South Africa

Very difficult time ahead for South Africa

Dawie Roodt

Renowned economist Dawie Roodt warned that South Africa is facing a very difficult few years, with high inflation, increased taxes, and a government causing immense economic damage.

Roodt made these comments during an FW de Klerk Foundation conference on property rights for all South Africans.

The conference focused on the importance of property rights to build a successful society with a healthy economy.

One of the focus areas was the ruling party’s “land expropriation without compensation” plan, allowing the state to take land without paying for it.

In February 2018, South Africa’s Parliament passed a motion to review the property ownership clause of the Constitution.

The review aimed to allow for land expropriation, in the public interest, without compensation.

In September 2022, the National Assembly adopted the Expropriation Bill despite opposition from the DA, EFF, IFP, Freedom Front Plus and African Christian Democratic Party.

Roodt slated the plan, saying that if the government expropriates land without compensation, he is “concerned that it could lead to a totalitarian kind of state”.

He said expropriation without compensation is not only a matter of stealing property. It is a matter of stealing people’s lives and freedoms.

“There are many kinds of expropriation. I believe inflation will become a problem in South Africa. That is a form of expropriation,” he said.

“I also believe taxes are a form of expropriation, and we will see more of that because the fiscal accounts have become completely unsustainable.”

Roodt said he is concerned about the next few years in South Africa as the government is causing immense damage to the economy.

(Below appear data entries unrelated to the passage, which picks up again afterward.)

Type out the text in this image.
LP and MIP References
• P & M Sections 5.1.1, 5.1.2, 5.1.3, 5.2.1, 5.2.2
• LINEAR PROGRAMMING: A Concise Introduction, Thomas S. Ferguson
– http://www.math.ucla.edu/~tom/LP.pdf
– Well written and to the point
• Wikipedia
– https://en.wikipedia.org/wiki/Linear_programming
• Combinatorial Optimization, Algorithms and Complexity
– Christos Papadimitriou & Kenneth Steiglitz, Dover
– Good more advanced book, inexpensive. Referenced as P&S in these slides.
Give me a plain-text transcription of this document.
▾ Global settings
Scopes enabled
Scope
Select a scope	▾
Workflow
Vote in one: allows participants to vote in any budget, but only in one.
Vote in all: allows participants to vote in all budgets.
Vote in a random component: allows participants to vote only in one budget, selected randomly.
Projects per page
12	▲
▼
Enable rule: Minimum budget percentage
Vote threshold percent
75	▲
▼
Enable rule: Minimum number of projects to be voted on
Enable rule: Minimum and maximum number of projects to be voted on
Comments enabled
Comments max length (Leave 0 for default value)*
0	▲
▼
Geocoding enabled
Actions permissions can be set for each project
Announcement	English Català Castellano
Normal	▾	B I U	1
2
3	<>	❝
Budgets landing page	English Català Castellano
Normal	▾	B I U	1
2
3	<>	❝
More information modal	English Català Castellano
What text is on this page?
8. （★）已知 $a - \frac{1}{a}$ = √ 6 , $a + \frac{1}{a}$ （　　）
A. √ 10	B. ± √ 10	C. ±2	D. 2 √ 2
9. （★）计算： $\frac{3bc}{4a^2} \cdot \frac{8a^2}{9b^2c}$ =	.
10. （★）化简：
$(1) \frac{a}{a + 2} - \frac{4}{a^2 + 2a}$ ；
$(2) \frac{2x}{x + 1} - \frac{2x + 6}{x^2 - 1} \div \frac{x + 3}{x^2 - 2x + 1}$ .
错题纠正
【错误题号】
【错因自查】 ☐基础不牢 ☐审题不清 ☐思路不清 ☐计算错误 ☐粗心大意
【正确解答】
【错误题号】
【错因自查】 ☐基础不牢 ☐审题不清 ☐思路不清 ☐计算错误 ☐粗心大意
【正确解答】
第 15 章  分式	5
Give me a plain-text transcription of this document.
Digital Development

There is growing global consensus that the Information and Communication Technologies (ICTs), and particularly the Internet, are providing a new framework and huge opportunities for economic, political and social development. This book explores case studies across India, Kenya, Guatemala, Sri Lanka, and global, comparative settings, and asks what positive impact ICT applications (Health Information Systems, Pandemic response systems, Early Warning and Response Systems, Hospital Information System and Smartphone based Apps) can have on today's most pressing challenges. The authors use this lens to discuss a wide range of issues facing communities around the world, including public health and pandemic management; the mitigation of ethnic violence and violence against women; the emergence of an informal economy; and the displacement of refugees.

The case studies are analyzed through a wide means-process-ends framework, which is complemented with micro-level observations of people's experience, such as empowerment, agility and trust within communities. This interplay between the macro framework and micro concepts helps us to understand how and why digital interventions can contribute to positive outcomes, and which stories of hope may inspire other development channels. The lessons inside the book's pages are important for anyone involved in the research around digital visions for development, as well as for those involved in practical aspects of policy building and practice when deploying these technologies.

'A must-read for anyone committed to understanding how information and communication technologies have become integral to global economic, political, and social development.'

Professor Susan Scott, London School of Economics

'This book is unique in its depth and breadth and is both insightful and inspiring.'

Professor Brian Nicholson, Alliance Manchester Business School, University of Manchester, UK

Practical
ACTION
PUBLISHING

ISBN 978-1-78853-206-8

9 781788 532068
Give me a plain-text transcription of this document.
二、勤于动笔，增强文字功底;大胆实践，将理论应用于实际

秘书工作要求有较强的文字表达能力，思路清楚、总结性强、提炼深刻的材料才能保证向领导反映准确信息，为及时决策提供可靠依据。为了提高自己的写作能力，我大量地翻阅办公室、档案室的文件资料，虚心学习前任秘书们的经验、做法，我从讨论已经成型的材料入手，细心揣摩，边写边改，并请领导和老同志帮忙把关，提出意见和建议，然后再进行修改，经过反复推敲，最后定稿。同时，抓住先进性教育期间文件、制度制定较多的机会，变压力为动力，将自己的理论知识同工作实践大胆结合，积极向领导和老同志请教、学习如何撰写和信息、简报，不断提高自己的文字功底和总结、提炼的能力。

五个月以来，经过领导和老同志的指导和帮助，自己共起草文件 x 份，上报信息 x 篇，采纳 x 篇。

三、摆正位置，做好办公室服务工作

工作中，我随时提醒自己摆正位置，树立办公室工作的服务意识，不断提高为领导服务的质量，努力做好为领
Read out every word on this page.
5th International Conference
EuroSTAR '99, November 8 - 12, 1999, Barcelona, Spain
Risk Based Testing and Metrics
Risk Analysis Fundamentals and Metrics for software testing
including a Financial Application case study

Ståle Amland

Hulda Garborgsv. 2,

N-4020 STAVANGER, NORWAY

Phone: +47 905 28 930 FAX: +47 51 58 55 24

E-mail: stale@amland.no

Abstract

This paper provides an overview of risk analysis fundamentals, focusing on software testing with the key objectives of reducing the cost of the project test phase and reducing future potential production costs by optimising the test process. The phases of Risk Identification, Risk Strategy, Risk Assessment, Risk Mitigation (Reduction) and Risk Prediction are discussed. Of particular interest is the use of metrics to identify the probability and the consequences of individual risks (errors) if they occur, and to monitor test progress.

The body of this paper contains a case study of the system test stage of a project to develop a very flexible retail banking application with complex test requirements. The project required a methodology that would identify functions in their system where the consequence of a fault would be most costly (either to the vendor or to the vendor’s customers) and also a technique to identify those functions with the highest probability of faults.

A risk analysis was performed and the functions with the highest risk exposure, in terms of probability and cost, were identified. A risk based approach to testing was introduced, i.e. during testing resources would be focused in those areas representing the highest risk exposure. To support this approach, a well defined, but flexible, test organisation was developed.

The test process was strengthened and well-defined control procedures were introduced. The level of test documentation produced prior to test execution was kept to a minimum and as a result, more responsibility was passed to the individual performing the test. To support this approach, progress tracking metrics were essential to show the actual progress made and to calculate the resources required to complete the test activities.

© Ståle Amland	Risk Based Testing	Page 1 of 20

“We are in a period of political transition. The next five years will be very difficult,” Roodt said.

He had some good news. “As a democracy, we have the opportunity to get rid of an incompetent and corrupt government every five years.”

Implications of the Expropriation Bill for Agriculture and Food Security

Theo de Jager
Theo de Jager

Southern African Agri Initiative chairperson Theo de Jager said private property rights are core to agriculture and food security.

From a farmer’s perspective, having a title and secure ownership is much more than merely holding a contract which shows that you own a property.

“It is the very foundation of the free market system. It is the cornerstone of capitalism. It is the reason we have production,” he said.

He said it is so difficult to unlock the agricultural potential of many African countries because they do not have a freehold of farmland.

South Africa should learn from their African counterparts and ensure private property rights remain in place.

“We must make sure that the threats to property rights in South Africa do not become a threat to food security,” he said.